Linus turned his coat collar up around his neck and lowered his eyes to keep out the biting sea breeze. He should have been at work, but he had called in sick. He didn’t feel he could possibly go to work at all for the rest of the week—maybe ever again. He needed some time ... time to weigh things up ... time to work things out ... time to think.
He looked up and, squinting into the teeth of the salty gale, saw a park bench set back to where the foreshore rose up to meet the road. It was partially sheltered behind low-growing saltbush. He leaned into the wind and made his way towards it. Sinking wearily onto the bench he sighed, hunched forward and twisted his hands together in a gesture of desperation. He looked quickly to the right and to the left, and when he was sure that no one was in sight, gave vent to a flood of tears that warmed his chilled and pale cheeks.
As he sat there on the bench by the sea, his chaotic thoughts raced in several directions at once. First, he thought of the weekend just gone—the circumstances of which had led him to where he was right now, missing work and doubting his ability to return. Then his mind roamed back a few months, then years, then forward again. He tried to slow the frenetic pace of his thoughts and memories by taking several deep breaths, and found that this helped for a while.
He was almost twenty-two years old, but was at a place one usually arrives at much later in life. He was at that place where you sit to take stock of your life, wondering where it began to go wrong and looking for the things that could have been done, or choices that could have been made, to steer life in a different direction.

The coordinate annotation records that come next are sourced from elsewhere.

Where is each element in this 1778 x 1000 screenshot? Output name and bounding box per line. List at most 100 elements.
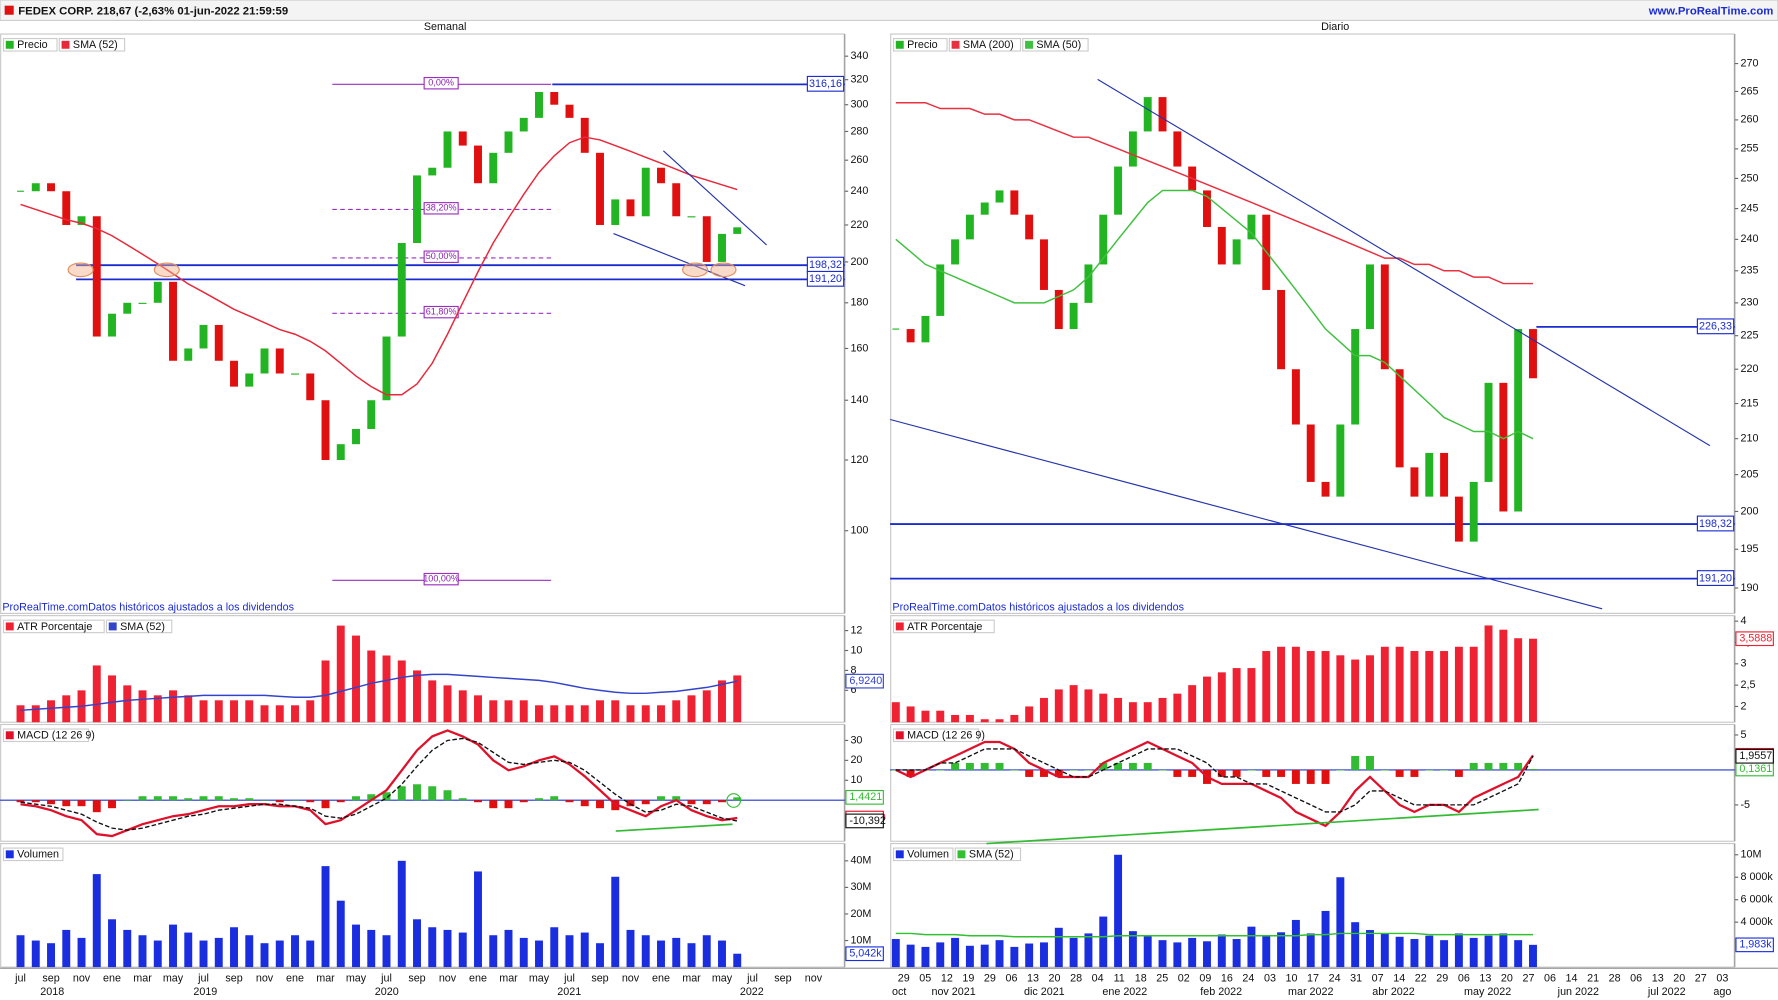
bar	[321, 800, 330, 809]
candle	[352, 428, 360, 445]
candle	[718, 233, 726, 262]
x-tick-label: 20	[1501, 972, 1513, 984]
bar	[1440, 940, 1449, 968]
candle	[1395, 369, 1404, 468]
x-period-label: 2020	[375, 986, 399, 998]
candle	[123, 302, 132, 314]
y-tick-label: 190	[1740, 582, 1758, 594]
candle	[1025, 214, 1034, 240]
bar	[77, 800, 86, 807]
x-tick-label: 24	[1329, 972, 1341, 984]
x-tick-label: mar	[682, 972, 701, 984]
bar	[611, 700, 620, 723]
bar	[936, 710, 945, 723]
bar	[62, 929, 71, 968]
bar	[397, 860, 406, 968]
bar	[16, 705, 25, 723]
bar	[336, 900, 345, 968]
bar	[672, 796, 681, 801]
fib-label-box	[423, 76, 459, 90]
fib-label: 0,00%	[428, 78, 454, 88]
bar	[657, 796, 665, 801]
bar	[1306, 933, 1315, 968]
bar	[1454, 933, 1463, 968]
level-label: 198,32	[809, 259, 842, 271]
bar	[1084, 933, 1093, 968]
bar	[458, 690, 467, 723]
bar	[1128, 702, 1137, 723]
x-tick-label: 04	[1092, 972, 1104, 984]
candle	[906, 329, 915, 343]
bar	[275, 940, 284, 968]
x-tick-label: 27	[1522, 972, 1534, 984]
candle	[1291, 369, 1300, 425]
y-tick-label: 20	[850, 754, 862, 766]
y-tick-label: 2,5	[1740, 679, 1755, 691]
bar	[936, 942, 945, 968]
legend-swatch	[895, 40, 904, 49]
y-tick-label: 195	[1740, 543, 1758, 555]
fib-label: 38,20%	[426, 203, 457, 213]
bar	[1203, 941, 1211, 968]
bar	[1514, 940, 1523, 968]
last-value-label: 0,1361	[1739, 763, 1772, 775]
trendline	[986, 808, 1539, 845]
candle	[62, 191, 71, 225]
bar	[214, 796, 223, 801]
bar	[47, 943, 55, 968]
y-tick-label: 10	[850, 774, 862, 786]
x-tick-label: 27	[1695, 972, 1707, 984]
bar	[1469, 937, 1478, 968]
fib-label-box	[423, 250, 459, 263]
bar	[291, 705, 299, 723]
candle	[31, 183, 40, 192]
bar	[428, 786, 437, 801]
bar	[245, 935, 254, 968]
candle	[626, 199, 635, 217]
x-tick-label: 12	[941, 972, 953, 984]
level-label-box	[1696, 570, 1735, 587]
legend-swatch	[108, 622, 117, 631]
x-tick-label: 10	[1286, 972, 1298, 984]
candle	[1306, 424, 1315, 482]
x-tick-label: nov	[256, 972, 274, 984]
bar	[47, 800, 55, 805]
bar	[580, 932, 589, 968]
bar	[1277, 769, 1286, 777]
bar	[1232, 939, 1241, 968]
site-link[interactable]: www.ProRealTime.com	[1648, 5, 1774, 17]
y-tick-label: 260	[1740, 114, 1758, 126]
bar	[123, 685, 132, 723]
legend-swatch	[895, 850, 904, 859]
legend-box	[58, 37, 126, 52]
marker-ellipse	[682, 262, 709, 278]
x-tick-label: sep	[774, 972, 791, 984]
legend-label: Volumen	[907, 849, 949, 861]
bar	[474, 800, 482, 803]
bar	[1025, 943, 1034, 968]
last-value-box	[1735, 748, 1774, 764]
bar	[1040, 697, 1048, 723]
candle	[260, 348, 269, 374]
bar	[733, 953, 742, 968]
bar	[1173, 942, 1182, 968]
fib-label: 100,00%	[423, 574, 459, 584]
x-tick-label: 29	[1436, 972, 1448, 984]
x-tick-label: 14	[1566, 972, 1578, 984]
bar	[31, 705, 40, 723]
x-tick-label: jul	[380, 972, 392, 984]
last-value-box	[1735, 937, 1774, 953]
instrument-title: FEDEX CORP. 218,67 (-2,63% 01-jun-2022 2…	[18, 5, 288, 17]
x-period-label: 2022	[740, 986, 764, 998]
bar	[1410, 651, 1419, 723]
bar	[702, 800, 711, 805]
trendline	[889, 418, 1603, 610]
y-tick-label: 270	[1740, 57, 1758, 69]
candle	[687, 216, 696, 218]
bar	[951, 762, 960, 770]
bar	[921, 946, 930, 968]
bar	[1158, 940, 1167, 968]
y-tick-label: 30	[850, 734, 862, 746]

As he mulled things over, he realised there was nothing he could have done to escape any of it. He hadn’t chosen the family he was born into. He hadn’t been the one in control. Others had mapped out his life and destiny. He’d had no say in the matter. Maybe things couldn’t be undone, but perhaps if he put his mind to it, he could find a way out … a way of escape … a way of setting things right.
His memories settled upon his childhood, and he began to painfully relive it. It was a childhood that he swore his own children would never have to live. He was going to be a different kind of man from his father, and a different kind of man from what his grandfather had shown himself to be this weekend. As he sat there in the biting cold wind, he swore that the bitterness that had gripped them in its fatal clutches wasn’t going to have its way with him. The vicious circle stops with me, he thought.